Activity 5a: Calculating economic growth

- (Real GDP Dec 26 – Real GDP Dec 25) / Real GDP Dec 25 X 100
= (685 – 665)/665 = (20/665) X 100
= 3.0%
- The quarterly and annualised rates of growth for this period are calculated as follows:
(Real GDP Dec 26 – Real GDP Sep 26) / Real GDP Sep 26 X 100
= (685 – 680)/680 = (5/680) X 100
= 0.7% quarterly growth which equates to an annualised growth figure of 2.8% (i.e. 0.7% X 4)

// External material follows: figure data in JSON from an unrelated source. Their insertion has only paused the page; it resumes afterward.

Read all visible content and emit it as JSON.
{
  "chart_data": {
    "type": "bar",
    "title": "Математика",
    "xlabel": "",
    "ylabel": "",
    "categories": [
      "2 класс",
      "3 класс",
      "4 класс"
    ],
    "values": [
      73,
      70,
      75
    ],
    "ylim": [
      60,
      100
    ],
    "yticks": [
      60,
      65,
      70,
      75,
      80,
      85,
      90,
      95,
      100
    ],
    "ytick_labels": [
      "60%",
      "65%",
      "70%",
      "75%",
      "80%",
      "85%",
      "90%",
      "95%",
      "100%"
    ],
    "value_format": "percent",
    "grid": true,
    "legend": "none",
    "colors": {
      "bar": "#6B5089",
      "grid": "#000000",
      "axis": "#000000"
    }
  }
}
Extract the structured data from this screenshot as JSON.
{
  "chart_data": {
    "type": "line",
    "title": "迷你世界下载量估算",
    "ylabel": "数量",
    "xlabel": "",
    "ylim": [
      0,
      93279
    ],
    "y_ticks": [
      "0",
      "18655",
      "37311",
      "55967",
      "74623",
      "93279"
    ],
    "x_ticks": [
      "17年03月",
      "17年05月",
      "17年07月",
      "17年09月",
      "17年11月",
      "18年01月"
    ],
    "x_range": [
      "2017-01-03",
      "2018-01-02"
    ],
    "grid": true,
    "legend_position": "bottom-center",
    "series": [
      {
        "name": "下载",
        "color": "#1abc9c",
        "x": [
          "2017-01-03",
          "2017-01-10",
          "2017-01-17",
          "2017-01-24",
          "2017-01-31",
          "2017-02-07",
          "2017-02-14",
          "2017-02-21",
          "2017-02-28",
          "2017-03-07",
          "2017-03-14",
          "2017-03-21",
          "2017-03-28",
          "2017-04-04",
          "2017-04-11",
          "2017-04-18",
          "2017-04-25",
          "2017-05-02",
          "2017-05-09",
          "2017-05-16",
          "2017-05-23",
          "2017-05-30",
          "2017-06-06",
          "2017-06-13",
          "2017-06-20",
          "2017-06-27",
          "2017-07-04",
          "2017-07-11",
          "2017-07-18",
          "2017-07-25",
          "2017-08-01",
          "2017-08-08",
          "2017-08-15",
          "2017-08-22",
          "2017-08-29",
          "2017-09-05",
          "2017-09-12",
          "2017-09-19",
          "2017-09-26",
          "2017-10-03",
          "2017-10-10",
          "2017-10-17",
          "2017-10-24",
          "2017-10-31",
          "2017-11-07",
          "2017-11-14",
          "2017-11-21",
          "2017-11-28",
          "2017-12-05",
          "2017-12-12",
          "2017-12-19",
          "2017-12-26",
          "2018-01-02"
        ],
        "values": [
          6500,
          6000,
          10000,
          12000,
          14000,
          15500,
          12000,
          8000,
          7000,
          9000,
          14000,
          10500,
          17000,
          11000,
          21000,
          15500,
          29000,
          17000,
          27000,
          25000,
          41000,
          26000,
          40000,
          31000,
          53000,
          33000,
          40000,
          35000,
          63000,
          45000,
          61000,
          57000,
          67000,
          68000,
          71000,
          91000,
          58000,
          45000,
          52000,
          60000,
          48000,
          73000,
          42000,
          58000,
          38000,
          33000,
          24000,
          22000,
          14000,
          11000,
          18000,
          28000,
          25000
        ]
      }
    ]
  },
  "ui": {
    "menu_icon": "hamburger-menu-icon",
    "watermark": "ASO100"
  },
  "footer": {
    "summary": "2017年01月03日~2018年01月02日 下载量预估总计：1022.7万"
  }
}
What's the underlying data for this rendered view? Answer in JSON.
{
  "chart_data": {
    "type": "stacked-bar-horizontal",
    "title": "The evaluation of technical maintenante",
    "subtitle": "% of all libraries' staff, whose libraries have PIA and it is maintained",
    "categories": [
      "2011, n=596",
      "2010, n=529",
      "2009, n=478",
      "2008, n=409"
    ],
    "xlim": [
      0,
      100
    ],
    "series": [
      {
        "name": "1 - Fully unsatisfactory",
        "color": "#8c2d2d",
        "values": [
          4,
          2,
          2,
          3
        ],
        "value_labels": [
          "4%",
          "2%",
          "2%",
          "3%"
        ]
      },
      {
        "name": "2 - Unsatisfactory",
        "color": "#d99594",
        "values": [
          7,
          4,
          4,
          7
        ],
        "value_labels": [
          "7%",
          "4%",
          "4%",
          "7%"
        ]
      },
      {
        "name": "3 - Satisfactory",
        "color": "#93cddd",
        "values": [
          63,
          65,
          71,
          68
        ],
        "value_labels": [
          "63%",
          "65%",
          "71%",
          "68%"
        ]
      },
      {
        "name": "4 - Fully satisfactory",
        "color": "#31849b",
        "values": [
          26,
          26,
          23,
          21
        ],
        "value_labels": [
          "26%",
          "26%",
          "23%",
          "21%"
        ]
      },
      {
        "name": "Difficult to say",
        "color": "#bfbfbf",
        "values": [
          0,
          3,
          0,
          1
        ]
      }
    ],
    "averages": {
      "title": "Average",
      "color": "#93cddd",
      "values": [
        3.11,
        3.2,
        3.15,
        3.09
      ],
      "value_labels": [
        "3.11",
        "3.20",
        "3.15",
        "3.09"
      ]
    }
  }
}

- There is a difference in the two rates of growth because the figure 0.7% relates to the increase in production that occurred over the last three months of 2026. In contrast, 2.8% refers to the increase in production that would (hypothetically) occur over a period of one year if the economy grew at the 0.7% for 4 quarters.
- The quarterly rate is calculated as follows: (670 – 665) /665 X 100 = 0.8%. This equates to an annualised rate of 3.2% Given that a strong and sustainable rate of economic growth is generally considered to be within the range of 3 – 3.5% per annum, the government is likely to be reasonably happy with the outcome.
- The Dec 25 quarterly rate is calculated as follows: (665 – 670) /665 X 100 = -.07%. The year to end Dec 25 rate of economic growth is calculated as follows: (665 – 650) / 650 x 100 = 2.3%.
- This is because the negative rate of growth (i.e. the decrease in the real value of production) endured for only one quarter. All other quarters making up the annual periods experienced positive rates of growth.
- Since December 2024, the annual rate of growth in real GDP has trended up from 2.3% for the year to end December 2025 to 3.0% for the year to end December 2026.